Model of the variation in observed values of ΔC_p^ITC as the center of a 30° experimental window moves across temperature. The model is based on single strand melting data for the component strands of duplex D-I in 10 mM NaHEPES, pH 7.5, and 1.0 M added NaCl. Dashed lines show the pronounced contribution of single strand melting to the observed ΔC_p within the temperature range usually targeted for structure prediction, 25–37 °C.

FIGURE 9

Results of global fitting analysis of a hypothetical increase in ΔC_p at higher temperatures, shown for duplex D-V in 10 mM NaHEPES, pH 7.5, and 1.0 M added NaCl.
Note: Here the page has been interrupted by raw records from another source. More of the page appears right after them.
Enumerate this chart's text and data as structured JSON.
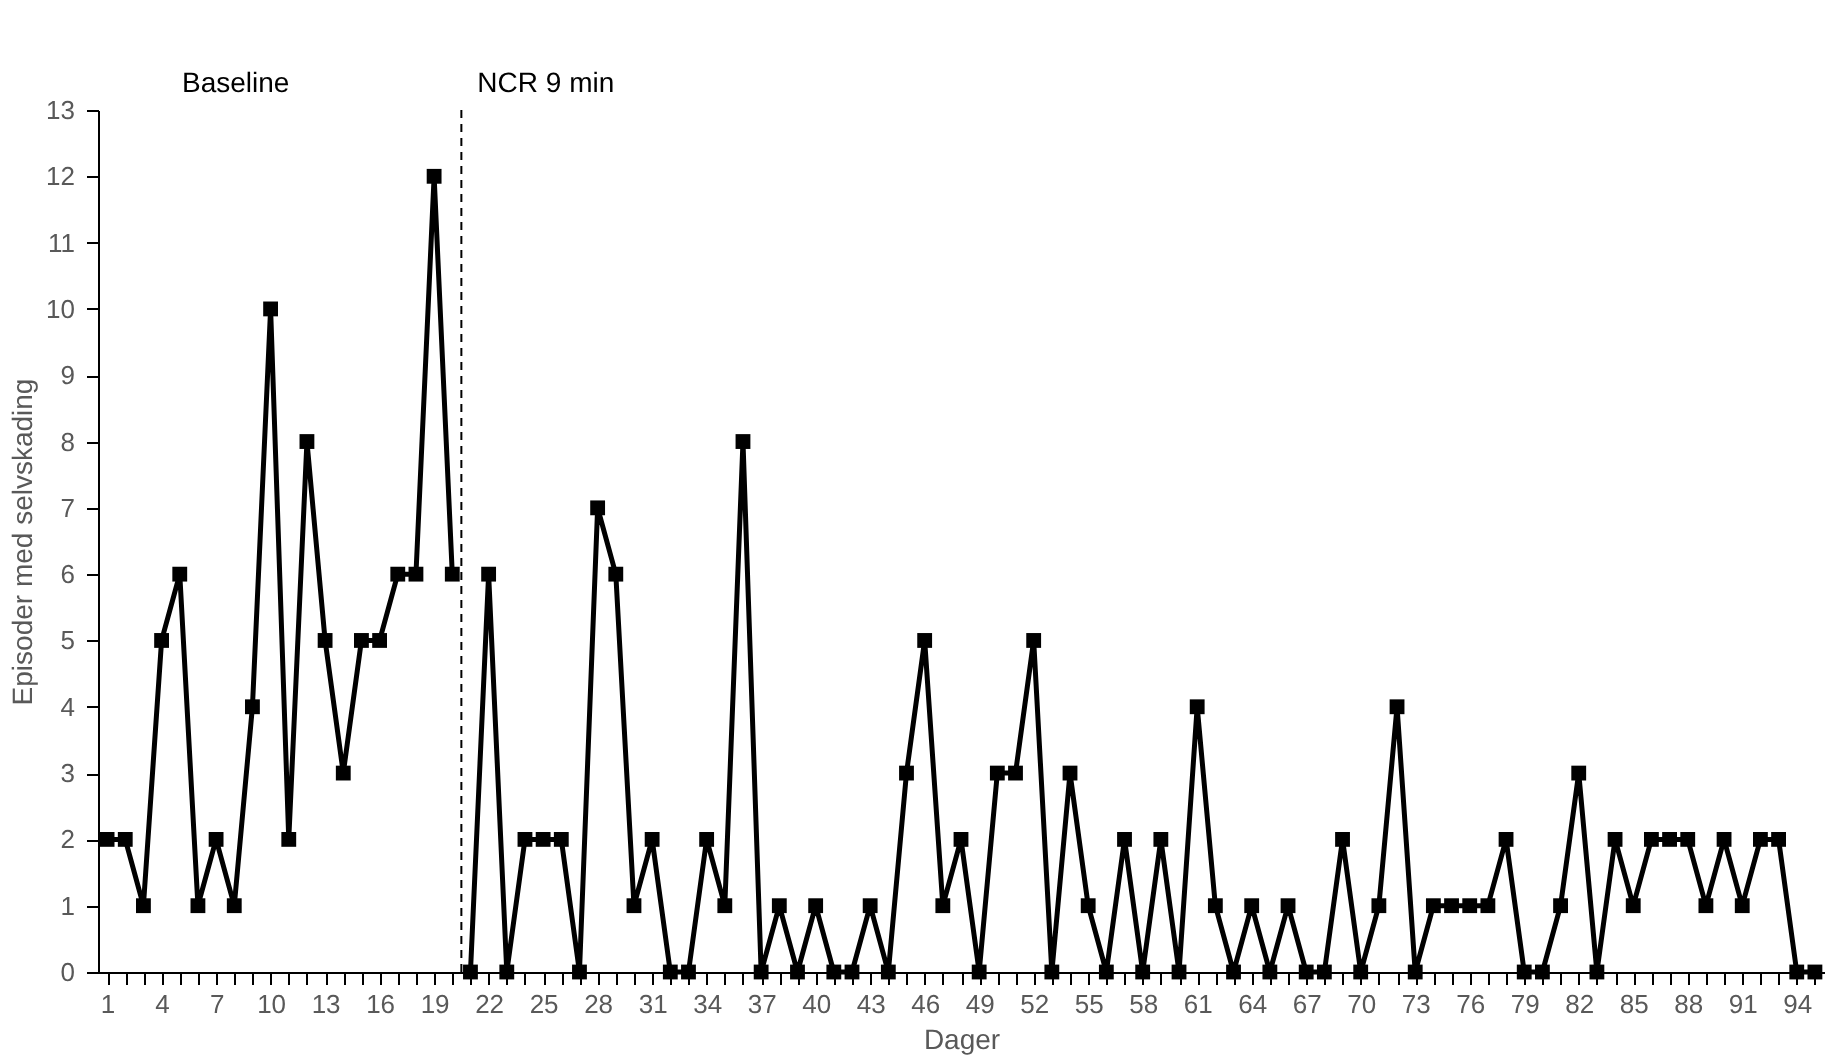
{
  "chart_data": {
    "type": "line",
    "xlabel": "Dager",
    "ylabel": "Episoder med selvskading",
    "annotations": [
      "Baseline",
      "NCR 9 min"
    ],
    "series": [
      {
        "color": "#000000",
        "x": [
          1,
          2,
          3,
          4,
          5,
          6,
          7,
          8,
          9,
          10,
          11,
          12,
          13,
          14,
          15,
          16,
          17,
          18,
          19,
          20
        ],
        "values": [
          2,
          2,
          1,
          5,
          6,
          1,
          2,
          1,
          4,
          10,
          2,
          8,
          5,
          3,
          5,
          5,
          6,
          6,
          12,
          6
        ]
      },
      {
        "color": "#000000",
        "x": [
          21,
          22,
          23,
          24,
          25,
          26,
          27,
          28,
          29,
          30,
          31,
          32,
          33,
          34,
          35,
          36,
          37,
          38,
          39,
          40,
          41,
          42,
          43,
          44,
          45,
          46,
          47,
          48,
          49,
          50,
          51,
          52,
          53,
          54,
          55,
          56,
          57,
          58,
          59,
          60,
          61,
          62,
          63,
          64,
          65,
          66,
          67,
          68,
          69,
          70,
          71,
          72,
          73,
          74,
          75,
          76,
          77,
          78,
          79,
          80,
          81,
          82,
          83,
          84,
          85,
          86,
          87,
          88,
          89,
          90,
          91,
          92,
          93,
          94,
          95
        ],
        "values": [
          0,
          6,
          0,
          2,
          2,
          2,
          0,
          7,
          6,
          1,
          2,
          0,
          0,
          2,
          1,
          8,
          0,
          1,
          0,
          1,
          0,
          0,
          1,
          0,
          3,
          5,
          1,
          2,
          0,
          3,
          3,
          5,
          0,
          3,
          1,
          0,
          2,
          0,
          2,
          0,
          4,
          1,
          0,
          1,
          0,
          1,
          0,
          0,
          2,
          0,
          1,
          4,
          0,
          1,
          1,
          1,
          1,
          2,
          0,
          0,
          1,
          3,
          0,
          2,
          1,
          2,
          2,
          2,
          1,
          2,
          1,
          2,
          2,
          0,
          0
        ]
      }
    ],
    "ref_lines": [
      {
        "axis": "x",
        "value": 20.5,
        "color": "#000000",
        "line_style": "dashed"
      }
    ],
    "xlim": [
      0.5,
      95.5
    ],
    "xticks": [
      1,
      {
        "value": 2,
        "label": null
      },
      {
        "value": 3,
        "label": null
      },
      4,
      {
        "value": 5,
        "label": null
      },
      {
        "value": 6,
        "label": null
      },
      7,
      {
        "value": 8,
        "label": null
      },
      {
        "value": 9,
        "label": null
      },
      10,
      {
        "value": 11,
        "label": null
      },
      {
        "value": 12,
        "label": null
      },
      13,
      {
        "value": 14,
        "label": null
      },
      {
        "value": 15,
        "label": null
      },
      16,
      {
        "value": 17,
        "label": null
      },
      {
        "value": 18,
        "label": null
      },
      19,
      {
        "value": 20,
        "label": null
      },
      {
        "value": 21,
        "label": null
      },
      22,
      {
        "value": 23,
        "label": null
      },
      {
        "value": 24,
        "label": null
      },
      25,
      {
        "value": 26,
        "label": null
      },
      {
        "value": 27,
        "label": null
      },
      28,
      {
        "value": 29,
        "label": null
      },
      {
        "value": 30,
        "label": null
      },
      31,
      {
        "value": 32,
        "label": null
      },
      {
        "value": 33,
        "label": null
      },
      34,
      {
        "value": 35,
        "label": null
      },
      {
        "value": 36,
        "label": null
      },
      37,
      {
        "value": 38,
        "label": null
      },
      {
        "value": 39,
        "label": null
      },
      40,
      {
        "value": 41,
        "label": null
      },
      {
        "value": 42,
        "label": null
      },
      43,
      {
        "value": 44,
        "label": null
      },
      {
        "value": 45,
        "label": null
      },
      46,
      {
        "value": 47,
        "label": null
      },
      {
        "value": 48,
        "label": null
      },
      49,
      {
        "value": 50,
        "label": null
      },
      {
        "value": 51,
        "label": null
      },
      52,
      {
        "value": 53,
        "label": null
      },
      {
        "value": 54,
        "label": null
      },
      55,
      {
        "value": 56,
        "label": null
      },
      {
        "value": 57,
        "label": null
      },
      58,
      {
        "value": 59,
        "label": null
      },
      {
        "value": 60,
        "label": null
      },
      61,
      {
        "value": 62,
        "label": null
      },
      {
        "value": 63,
        "label": null
      },
      64,
      {
        "value": 65,
        "label": null
      },
      {
        "value": 66,
        "label": null
      },
      67,
      {
        "value": 68,
        "label": null
      },
      {
        "value": 69,
        "label": null
      },
      70,
      {
        "value": 71,
        "label": null
      },
      {
        "value": 72,
        "label": null
      },
      73,
      {
        "value": 74,
        "label": null
      },
      {
        "value": 75,
        "label": null
      },
      76,
      {
        "value": 77,
        "label": null
      },
      {
        "value": 78,
        "label": null
      },
      79,
      {
        "value": 80,
        "label": null
      },
      {
        "value": 81,
        "label": null
      },
      82,
      {
        "value": 83,
        "label": null
      },
      {
        "value": 84,
        "label": null
      },
      85,
      {
        "value": 86,
        "label": null
      },
      {
        "value": 87,
        "label": null
      },
      88,
      {
        "value": 89,
        "label": null
      },
      {
        "value": 90,
        "label": null
      },
      91,
      {
        "value": 92,
        "label": null
      },
      {
        "value": 93,
        "label": null
      },
      94,
      {
        "value": 95,
        "label": null
      }
    ],
    "ylim": [
      0,
      13
    ],
    "yticks": [
      0,
      1,
      2,
      3,
      4,
      5,
      6,
      7,
      8,
      9,
      10,
      11,
      12,
      13
    ],
    "grid": false,
    "marker": "square",
    "line_style": "solid"
  }
}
High-temperature ΔHs measured by optical melting and DSC cannot be accounted for by contributions from single strand melting. Some other, undefined factor(s) must contribute to the temperature dependence of ΔH (i.e., the observed ΔC_p). (A) To model the effects of such an undefined contributor to ΔC_p^obs, nonlinear least-squares minimization was used to optimize a sigmoidal increase with temperature in ΔC_p (triangles). The sigmoidal increase was added to the observed ΔC_p arising from single strand melting (circles), yielding ΔC_p^obs(T) (solid line). (B) To observe the effects of the modeled ΔC_p on the temperature dependence of ΔH, ΔC_p^obs(T) was integrated to obtain the corresponding profile of observed ΔH(T) (dotted line). Within this framework, we used global fitting to optimize the sigmoidal transition (panel A, triangles) for amplitude, width, and midpoint, constraining for the best fit with four parameters: ΔC_p^DSC (panel A, square), ΔH^DSC (panel B, square), ΔH^UV (panel B, diamond), and all ΔH^ITC points (panel B, circles). Although the model is certainly an oversimplification, clearly a high-temperature contribution to ΔC_p must exist in order to explain ΔC_p^DSC and to reconcile the disparity between observed ΔH^DSC/ΔH^UV values and the much smaller high-temperature ΔHs attributable to coupled single strand melting (panel B, solid/dashed line).